The Stars were unable to generate a single shot on goal but kept pressing after pulling Khudobin for the extra attacker. After generating just eight shots in the first two periods, Dallas outshot Tampa Bay, 14-8, in the third, but Vasilevskiy stopped them all.

“We worked the whole season,” Khudobin said. “We were down one goal, two goals, three goals. We never doubt ourselves that we can’t win. We just kept going. Unfortunately it is what it is right now. The character in this room is unbelievable.”

As time ran out, the screams of joy echoed through Rogers Place, which was devoid of ticket-buying fans, as the Lightning players poured onto the ice to celebrate a Stanley Cup win that had been a long time coming.

Point’s first-period goal proved to be the game winner, and Coleman’s insurance tally came off a pretty tic-tac-toe passing play at 7:01 of the second period. Assists on that goal went to Cedric Paquette and Pat Maroon, who stole the puck to start the play.

A new addition to the Lightning this season, Maroon came into the playoffs as the only Tampa Bay player with a Stanley Cup ring. On Monday, he lifted the trophy for the second consecutive year after winning with his hometown St. Louis Blues in 2019.

“The boys, you know, obviously with COVID, they came together as a group. We had a plan,” Maroon said. “They sacrificed, being away from their families and kids, and I think it’s probably one of the hardest trophies to win. Obviously, we didn’t have family there, it was a little different this year, but it’s nice to celebrate with these boys.”

For the Lightning and many of their players, this Stanley Cup carries an air of vindication. One year ago, they finished the regular season as the NHL’s top team and tied a league record with 62 wins. But their championship aspirations were snuffed in a first-round sweep at the hands of the eighth-seeded Columbus Blue Jackets.

This season, the Lightning came back mentally tougher, in part thanks to the addition of some other veterans who felt they had something to prove. One of them, defenseman Kevin Shattenkirk, scored the overtime winner in Game 4 to put the Lightning one win away from the Stanley Cup — just one year after he was bought out of the last two years of his contract with the New York Rangers.

In an era of parity in the NHL, where dynastic franchises largely belong to a bygone era, Tampa Bay has been one of the most successful teams in the league since Cooper took over behind their bench near the end of the 2012-13 season.

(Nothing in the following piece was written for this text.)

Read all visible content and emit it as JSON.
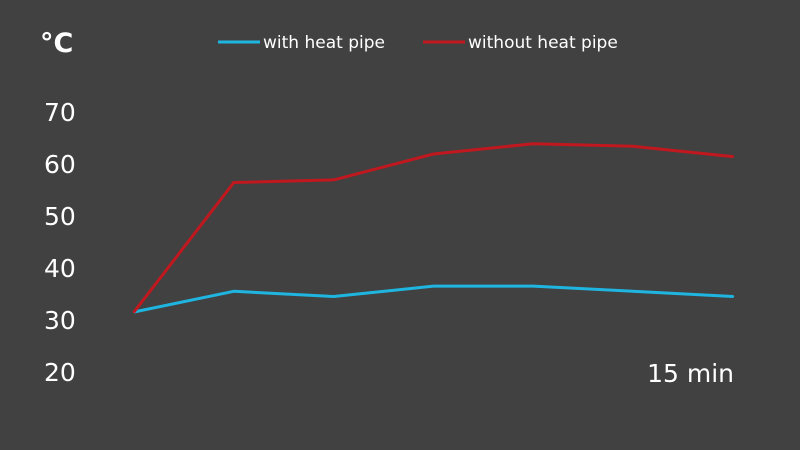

For five of those years, from 2013 to 2018, Cooper was assisted by Rick Bowness, the veteran defensive coach who left for Dallas at the beginning of the 2018-19 season. He was named the Stars’ interim head coach midway through this season, after Jim Montgomery was dismissed.

Bowness had also been to the finals in 2011 with Vancouver and with the 2015 Tampa team.

“Three kicks at it — last nine years — it’s disappointing,” he said. “Sitting here as a coach, you have to roll with the punches. We don’t second-guess anyone’s effort or commitment. We came up short against a team. We lost to a better team.”

Cooper is currently the longest-tenured coach in the league. Under his leadership, the club has now made the playoffs in six of his seven full seasons, reaching the Eastern Conference finals twice and losing to Chicago in the 2015 Stanley Cup Final before finally finishing the job this year — a Sun Belt team realizing its championship dreams in an empty arena in Alberta, Canada.

“It’s easy to talk about now,” Cooper said. “The bottom line is, there are some gifted people I guess, that success finds them instantly. But in a team sport, I truly believe that failure — you have to feel it before you can have success.

“You wear the bumps, you wear the bruises, you wear the heartache,” he continued. “You wear the feelings, you wear it on your sleeve and it keeps you up at night, but it also drives you. And it almost becomes — the fear of losing becomes greater than the joy of winning, and we were not going to be denied.

“Our players weren’t going to be denied. We got to get up here and talk about and own what happened last year, but the players took it on the chin, and I can’t be happier for those guys because they deserve it.”